Chase stands. He towers over the kid, could smash him into his backpack if he wanted. “We don’t have to hang out or anything, do we?”
“Not unless you want to.”
“I don’t.”
A contract they have more or less honored for the past thirty years.
Chase has never called Augustus by his name. It was a mouthful, and obnoxious, the name of some old poet who liked to write about the pansies growing in his garden. The kid. That’s what Chase called him—until they enrolled at the University of Oregon, when the kid took Chase aside during orientation and said he would rather not be called that anymore.
“Why not?”
“It implies a lack of strength.”
“Then what the hell am I supposed to call you?”
“My name.”
“Out of the question.”
He settled on Buffalo. For the enormous head, too big for any hat, that seems to grow directly out of his sloped shoulders. Chase nicknames everyone he meets. His administrative assistant, Moneypenny. His legal counsel, No Fun. The head of his security detail, Shrek, for his bald head, his jutting forehead, his barrel of a torso balanced on tiny legs. Even the people he doesn’t know, he finds a way to name them—a bartender is honey or sugar, a valet or groundskeeper is buddy or friend. It’s his way of making people come a little closer, look him in the eye and smile.

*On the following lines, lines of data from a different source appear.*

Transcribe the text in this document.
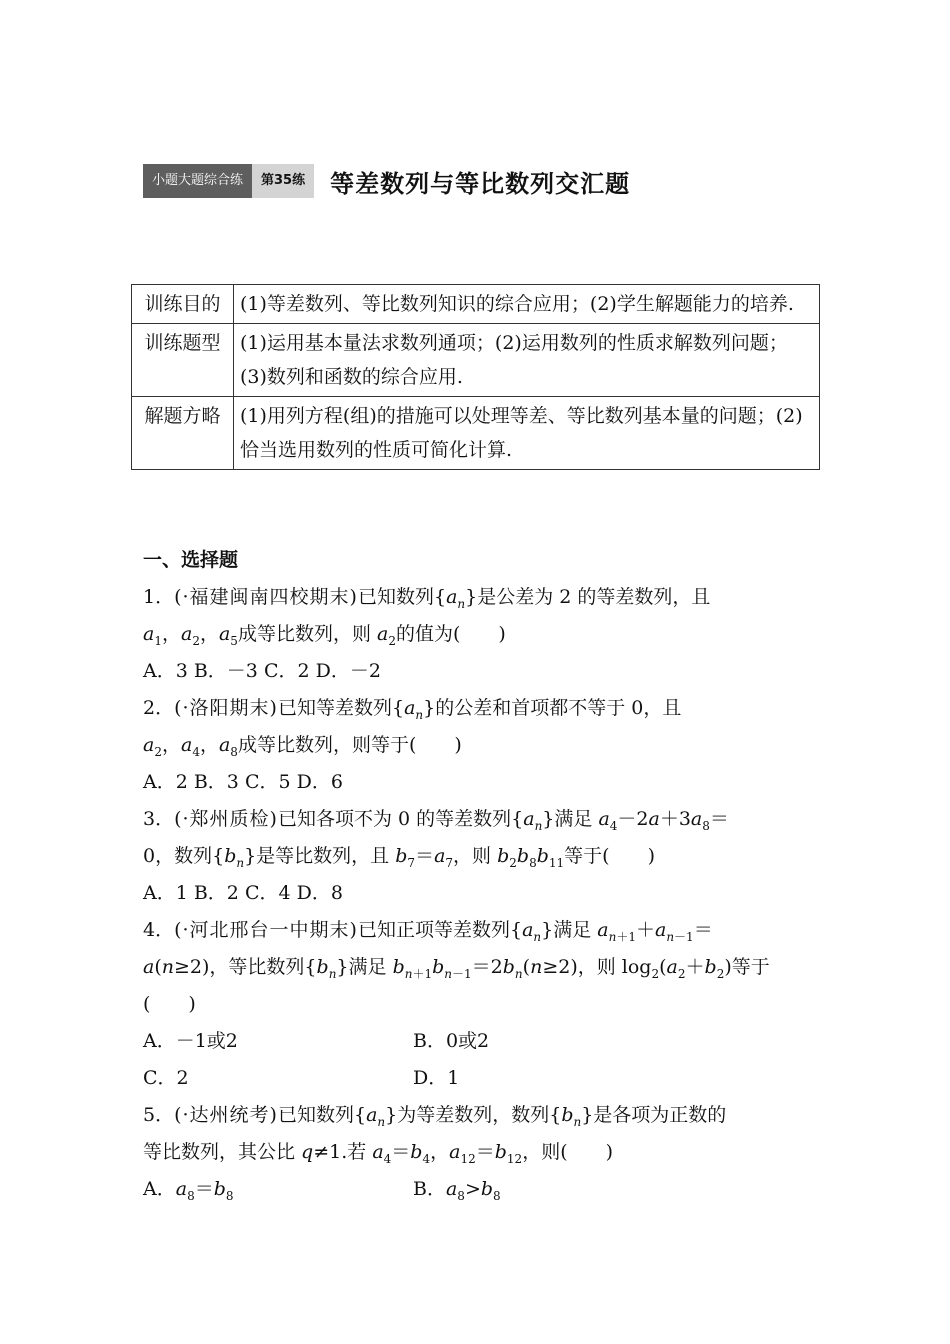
小题大题综合练	第35练	等差数列与等比数列交汇题
训练目的	(1)等差数列、等比数列知识的综合应用；(2)学生解题能力的培养.
训练题型	(1)运用基本量法求数列通项；(2)运用数列的性质求解数列问题；(3)数列和函数的综合应用.
解题方略	(1)用列方程(组)的措施可以处理等差、等比数列基本量的问题；(2)恰当选用数列的性质可简化计算.
一、选择题
1．(·福建闽南四校期末)已知数列$\{a_n\}$是公差为 2 的等差数列，且
$a_1$，$a_2$，$a_5$成等比数列，则 $a_2$的值为(　　)
A．3 B．－3 C．2 D．－2
2．(·洛阳期末)已知等差数列$\{a_n\}$的公差和首项都不等于 0，且
$a_2$，$a_4$，$a_8$成等比数列，则等于(　　)
A．2 B．3 C．5 D．6
3．(·郑州质检)已知各项不为 0 的等差数列$\{a_n\}$满足 $a_4-2a+3a_8=$
0，数列$\{b_n\}$是等比数列，且 $b_7=a_7$，则 $b_2b_8b_{11}$等于(　　)
A．1 B．2 C．4 D．8
4．(·河北邢台一中期末)已知正项等差数列$\{a_n\}$满足 $a_{n+1}+a_{n-1}=$
a(n≥2)，等比数列$\{b_n\}$满足 $b_{n+1}b_{n-1}=2b_n(n\ge 2)$，则 $\log_2(a_2+b_2)$等于
(　　)
A．－1或2	B．0或2
C．2	D．1
5．(·达州统考)已知数列$\{a_n\}$为等差数列，数列$\{b_n\}$是各项为正数的
等比数列，其公比 q≠1.若 $a_4=b_4$，$a_{12}=b_{12}$，则(　　)
A．$a_8=b_8$	B．$a_8>b_8$
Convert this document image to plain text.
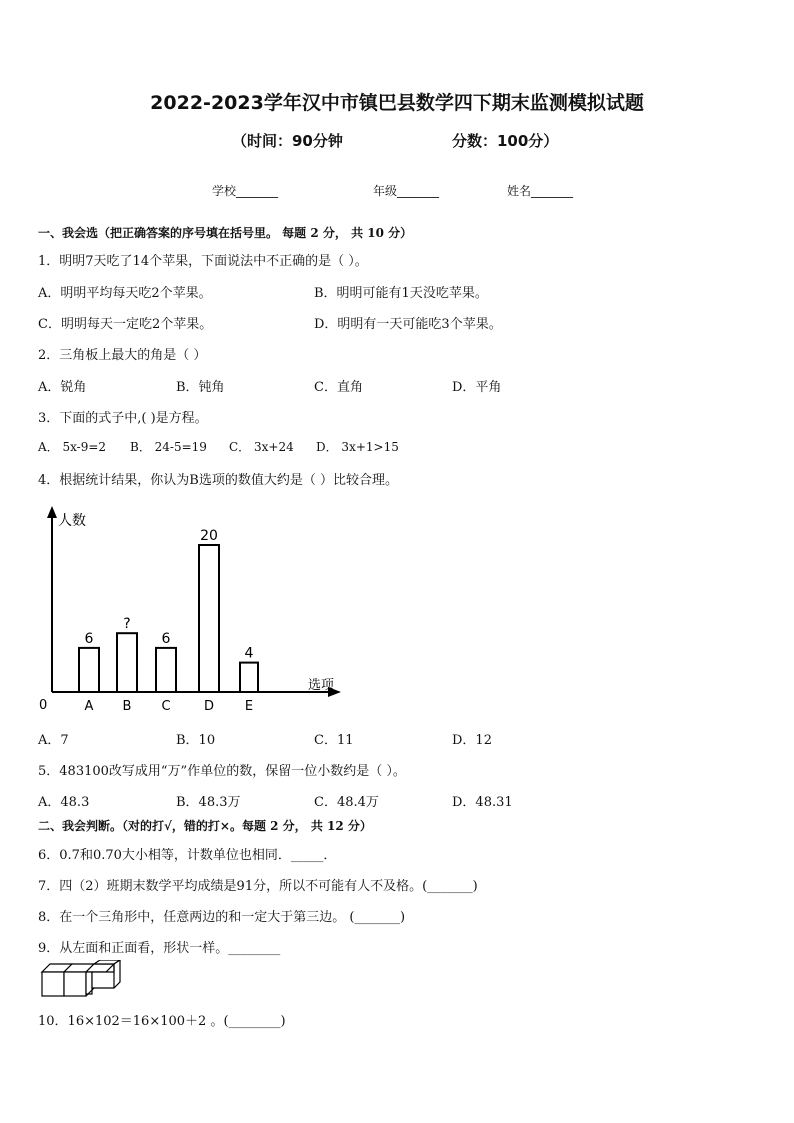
2022-2023学年汉中市镇巴县数学四下期末监测模拟试题
（时间：90分钟	分数：100分）
学校_______	年级_______	姓名_______
一、我会选（把正确答案的序号填在括号里。 每题 2 分， 共 10 分）
1．明明7天吃了14个苹果，下面说法中不正确的是（ ）。
A．明明平均每天吃2个苹果。	B．明明可能有1天没吃苹果。
C．明明每天一定吃2个苹果。	D．明明有一天可能吃3个苹果。
2．三角板上最大的角是（ ）
A．锐角	B．钝角	C．直角	D．平角
3．下面的式子中,( )是方程。
A． 5x-9=2 B． 24-5=19 C． 3x+24 D． 3x+1>15
4．根据统计结果，你认为B选项的数值大约是（ ）比较合理。
人数
选项
0
6
A
?
B
6
C
20
D
4
E
A．7	B．10	C．11	D．12
5．483100改写成用“万”作单位的数，保留一位小数约是（ ）。
A．48.3	B．48.3万	C．48.4万	D．48.31
二、我会判断。（对的打√，错的打×。每题 2 分， 共 12 分）
6．0.7和0.70大小相等，计数单位也相同．_____．
7．四（2）班期末数学平均成绩是91分，所以不可能有人不及格。(_______)
8．在一个三角形中，任意两边的和一定大于第三边。 (_______)
9．从左面和正面看，形状一样。________
10．16×102＝16×100＋2 。(________)
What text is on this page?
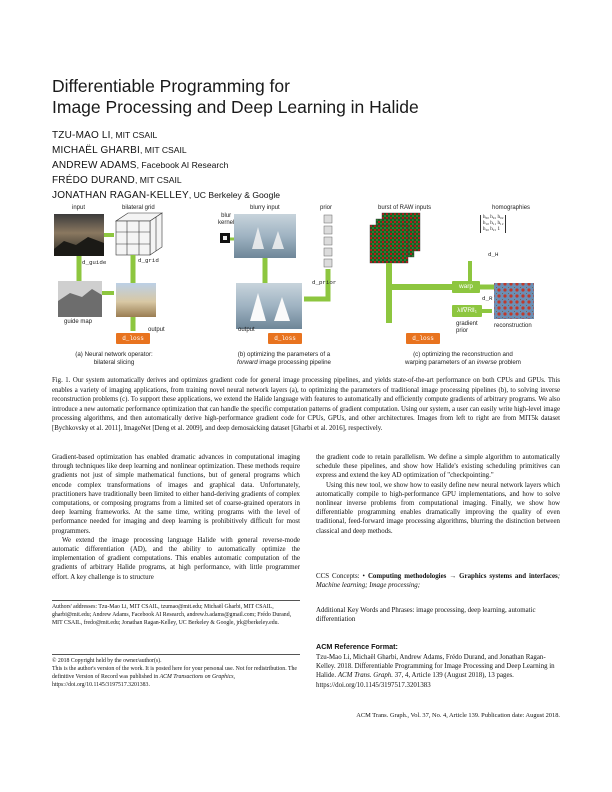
Differentiable Programming for
Image Processing and Deep Learning in Halide
TZU-MAO LI, MIT CSAIL
MICHAËL GHARBI, MIT CSAIL
ANDREW ADAMS, Facebook AI Research
FRÉDO DURAND, MIT CSAIL
JONATHAN RAGAN-KELLEY, UC Berkeley & Google
input	bilateral grid
d_guide	d_grid
guide map
output
d_loss
(a) Neural network operator:
bilateral slicing
blur
kernel
blurry input	prior
d_prior
output
d_loss
(b) optimizing the parameters of a
forward image processing pipeline
burst of RAW inputs	homographies
h₀₀ h₀₁ h₀₂
h₁₀ h₁₁ h₁₂
h₂₀ h₂₁ 1
d_H
warp
d_R
λ‖∇R‖₁
gradient
prior
reconstruction
d_loss
(c) optimizing the reconstruction and
warping parameters of an inverse problem
Fig. 1. Our system automatically derives and optimizes gradient code for general image processing pipelines, and yields state-of-the-art performance on both CPUs and GPUs. This enables a variety of imaging applications, from training novel neural network layers (a), to optimizing the parameters of traditional image processing pipelines (b), to solving inverse reconstruction problems (c). To support these applications, we extend the Halide language with features to automatically and efficiently compute gradients of arbitrary programs. We also introduce a new automatic performance optimization that can handle the specific computation patterns of gradient computation. Using our system, a user can easily write high-level image processing algorithms, and then automatically derive high-performance gradient code for CPUs, GPUs, and other architectures. Images from left to right are from MIT5k dataset [Bychkovsky et al. 2011], ImageNet [Deng et al. 2009], and deep demosaicking dataset [Gharbi et al. 2016], respectively.

Gradient-based optimization has enabled dramatic advances in computational imaging through techniques like deep learning and nonlinear optimization. These methods require gradients not just of simple mathematical functions, but of general programs which encode complex transformations of images and graphical data. Unfortunately, practitioners have traditionally been limited to either hand-deriving gradients of complex computations, or composing programs from a limited set of coarse-grained operators in deep learning frameworks. At the same time, writing programs with the level of performance needed for imaging and deep learning is prohibitively difficult for most programmers.

We extend the image processing language Halide with general reverse-mode automatic differentiation (AD), and the ability to automatically optimize the implementation of gradient computations. This enables automatic computation of the gradients of arbitrary Halide programs, at high performance, with little programmer effort. A key challenge is to structure

Authors' addresses: Tzu-Mao Li, MIT CSAIL, tzumao@mit.edu; Michaël Gharbi, MIT CSAIL, gharbi@mit.edu; Andrew Adams, Facebook AI Research, andrew.b.adams@gmail.com; Frédo Durand, MIT CSAIL, fredo@mit.edu; Jonathan Ragan-Kelley, UC Berkeley & Google, jrk@berkeley.edu.
© 2018 Copyright held by the owner/author(s).
This is the author's version of the work. It is posted here for your personal use. Not for redistribution. The definitive Version of Record was published in ACM Transactions on Graphics, https://doi.org/10.1145/3197517.3201383.

the gradient code to retain parallelism. We define a simple algorithm to automatically schedule these pipelines, and show how Halide's existing scheduling primitives can express and extend the key AD optimization of "checkpointing."

Using this new tool, we show how to easily define new neural network layers which automatically compile to high-performance GPU implementations, and how to solve nonlinear inverse problems from computational imaging. Finally, we show how differentiable programming enables dramatically improving the quality of even traditional, feed-forward image processing algorithms, blurring the distinction between classical and deep methods.

CCS Concepts: • Computing methodologies → Graphics systems and interfaces; Machine learning; Image processing;
Additional Key Words and Phrases: image processing, deep learning, automatic differentiation
ACM Reference Format:
Tzu-Mao Li, Michaël Gharbi, Andrew Adams, Frédo Durand, and Jonathan Ragan-Kelley. 2018. Differentiable Programming for Image Processing and Deep Learning in Halide. ACM Trans. Graph. 37, 4, Article 139 (August 2018), 13 pages. https://doi.org/10.1145/3197517.3201383
ACM Trans. Graph., Vol. 37, No. 4, Article 139. Publication date: August 2018.
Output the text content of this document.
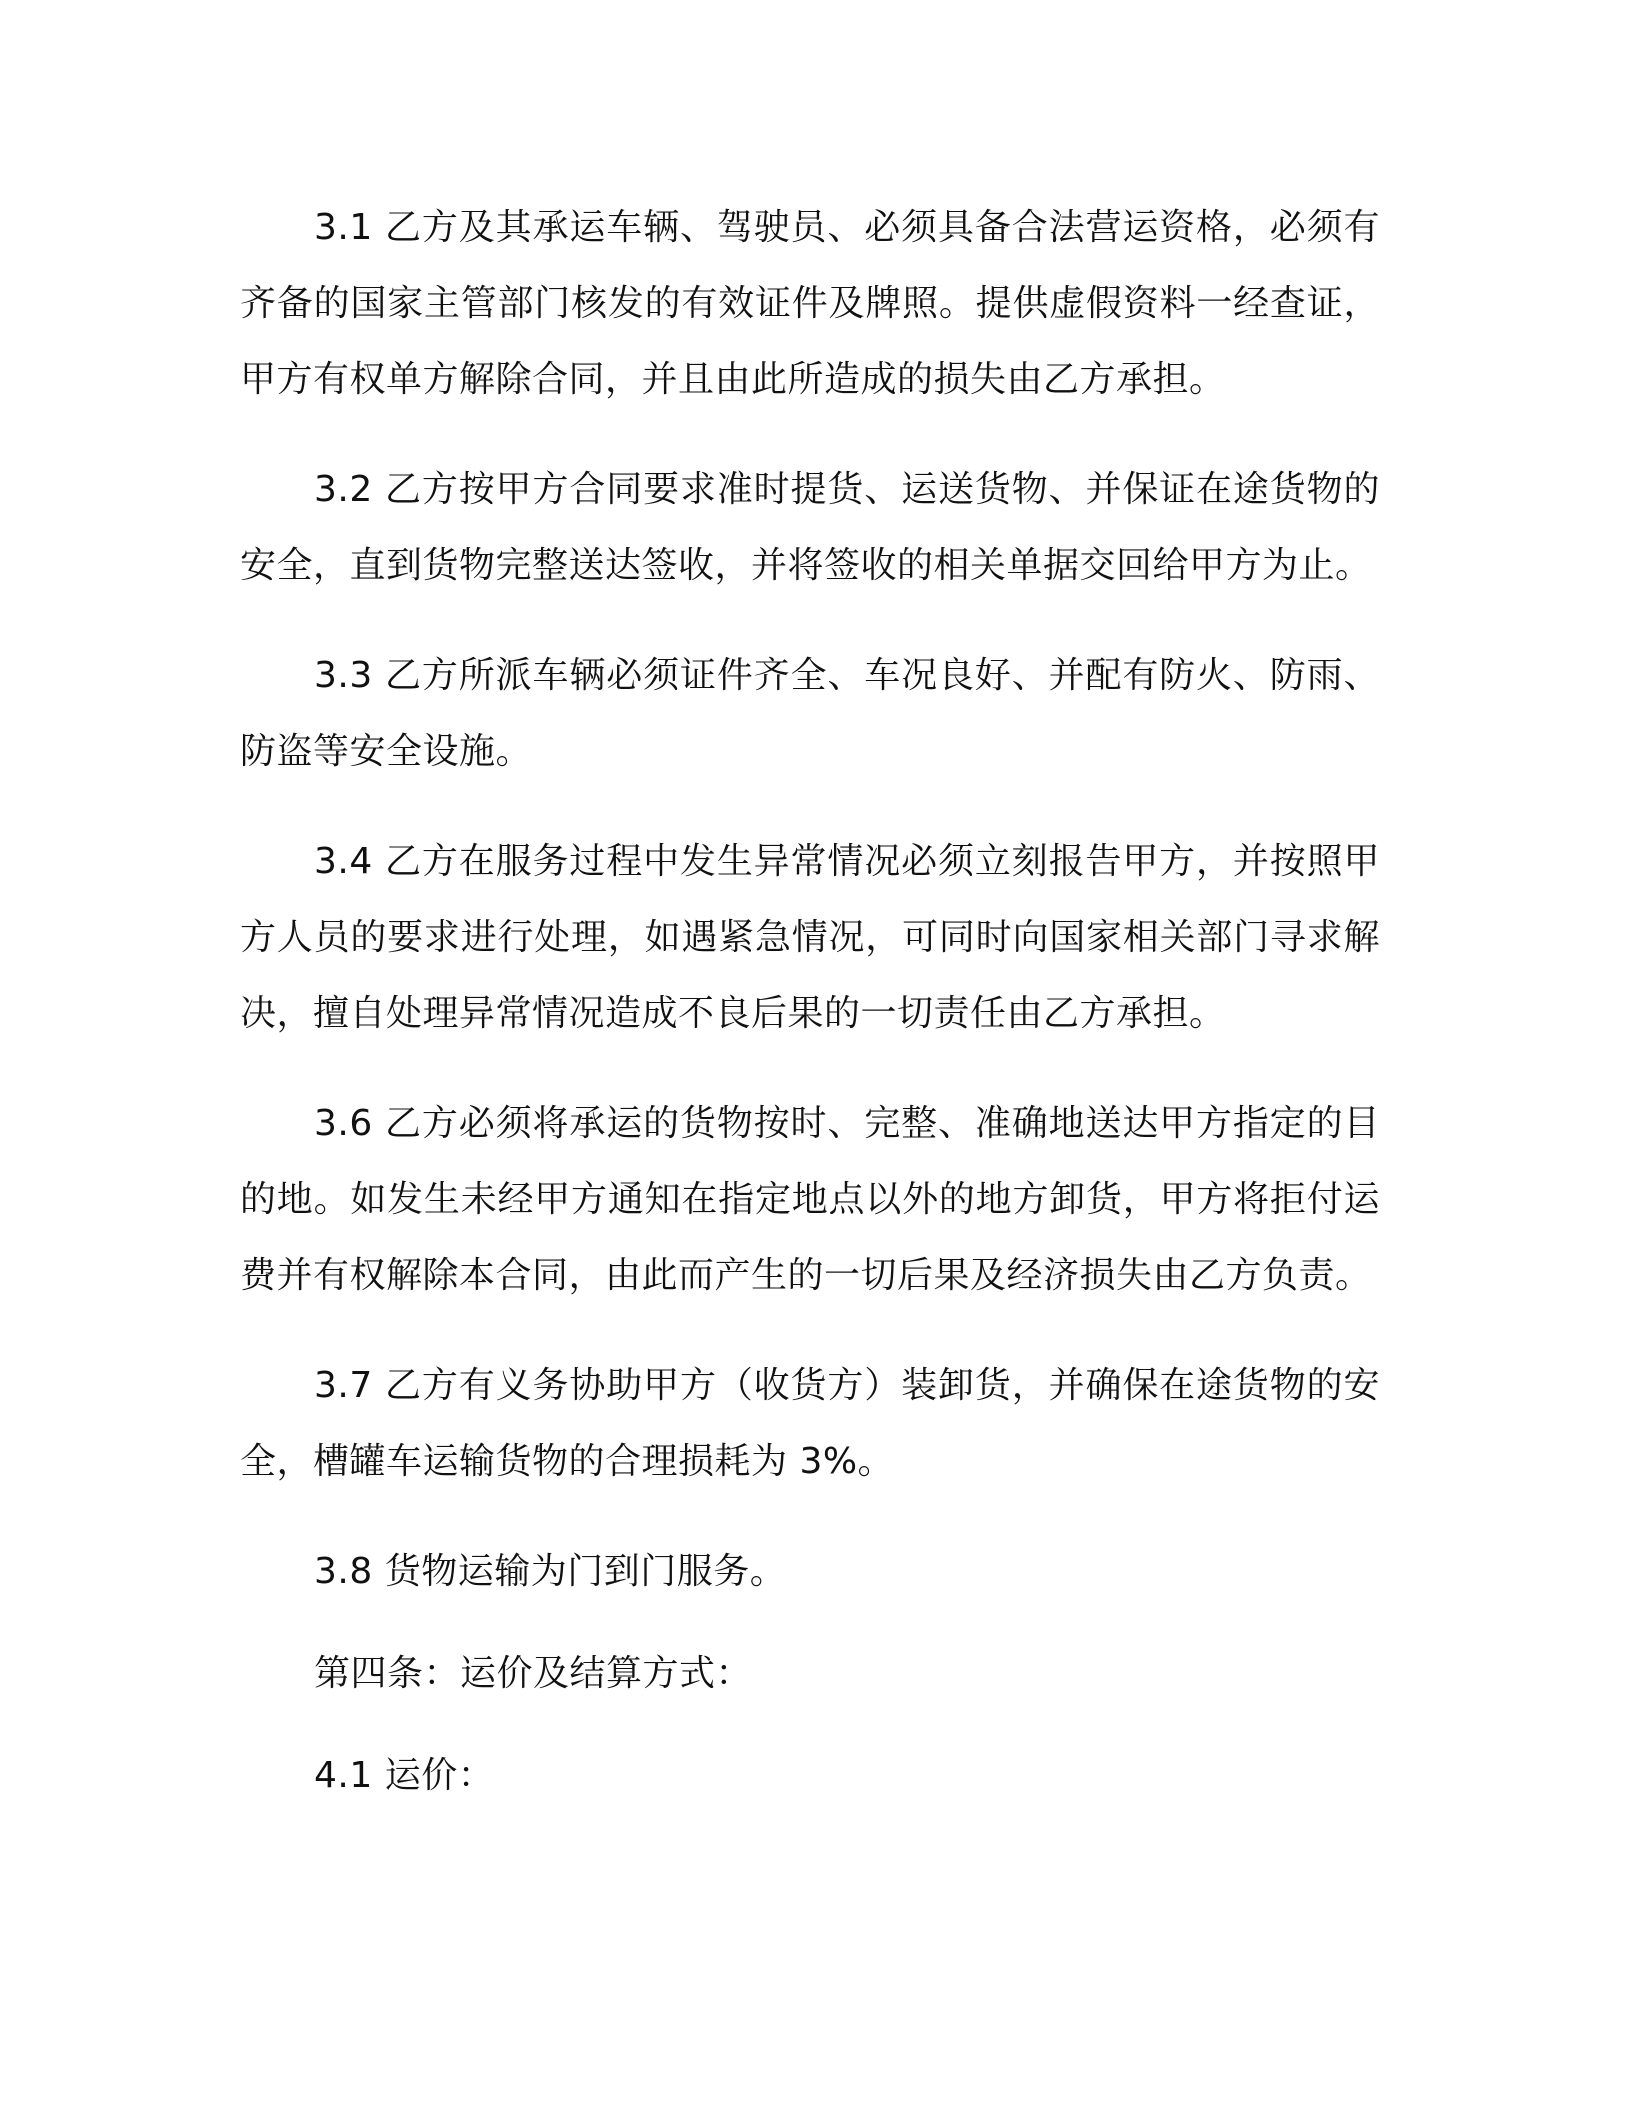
3.1 乙方及其承运车辆、驾驶员、必须具备合法营运资格，必须有齐备的国家主管部门核发的有效证件及牌照。提供虚假资料一经查证，甲方有权单方解除合同，并且由此所造成的损失由乙方承担。

3.2 乙方按甲方合同要求准时提货、运送货物、并保证在途货物的安全，直到货物完整送达签收，并将签收的相关单据交回给甲方为止。

3.3 乙方所派车辆必须证件齐全、车况良好、并配有防火、防雨、防盗等安全设施。

3.4 乙方在服务过程中发生异常情况必须立刻报告甲方，并按照甲方人员的要求进行处理，如遇紧急情况，可同时向国家相关部门寻求解决，擅自处理异常情况造成不良后果的一切责任由乙方承担。

3.6 乙方必须将承运的货物按时、完整、准确地送达甲方指定的目的地。如发生未经甲方通知在指定地点以外的地方卸货，甲方将拒付运费并有权解除本合同，由此而产生的一切后果及经济损失由乙方负责。

3.7 乙方有义务协助甲方（收货方）装卸货，并确保在途货物的安全，槽罐车运输货物的合理损耗为 3%。

3.8 货物运输为门到门服务。

第四条：运价及结算方式：

4.1 运价：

Sweetheart is what he calls the woman working the front desk at the Kazumi Day Spa. He recognizes her from the teahouse. The wrinkled face and square body and silvery hair pulled back into a bun stabbed through with chopsticks. A potted bamboo sits in the corner. A scroll bearing a string of Japanese characters hangs behind her. She doesn’t smile at him but lifts her arm, gesturing to a dark hallway, and says, with a heavy accent, “Last door on the left.”